Updates to recommendations for depression screenings mean more adults will be tested.
CNN reported Tuesday that the U.S. Preventive Services Task Force suggests everyone over the age of 18 should be screened by primary care doctors and those doctors should also screen pregnant women and women who recently gave birth.
The updates affect groups not previously covered by recommendations made in 2009.
Dr. Michael P. Pignone is one of the authors of the recommendations.
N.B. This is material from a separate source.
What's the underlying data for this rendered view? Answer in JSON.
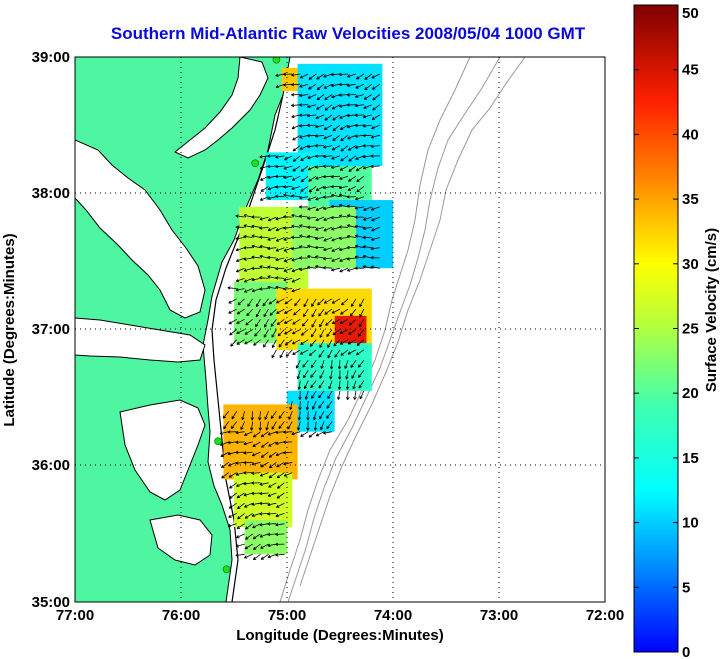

The professor of medicine at the University of North Carolina School of Medicine said primary care doctors do not only include family doctors but obstetricians and gynecologists.
Pignone said the most important thing is training primary care doctors to be trained to treat them or refer them to a mental health care provider.
"We believe that all practices should have adequate systems in place to screen, treat and follow up on depression," Pignone said. "I think compared to 15 years ago, more primary care practices are equipped to do this work."
The addition of pregnant women and new mothers to the screening recommendations is promising to Ellen L. Poleshuck, who is director of the Collaborative Care Services and Women's Behavioral Health Service at the University of Rochester Medical Center.
"One of the things that I think is exciting about these new recommendations is the decision to specify that it includes pregnant and postpartum women because we know that untreated depression in (these) women can affect the baby as well as the mother," Poleshuck said.
But Poleshuck said she mostly agrees with the recommendation that these women are first treated with therapy amid questions about the safety of antidepressants in fetuses and breastfeeding babies.
"I think for women with severe depression or a history of responding well to antidepressants in the past, we may want to consider treating with antidepressants earlier. I think it has to be a patient-specific decision."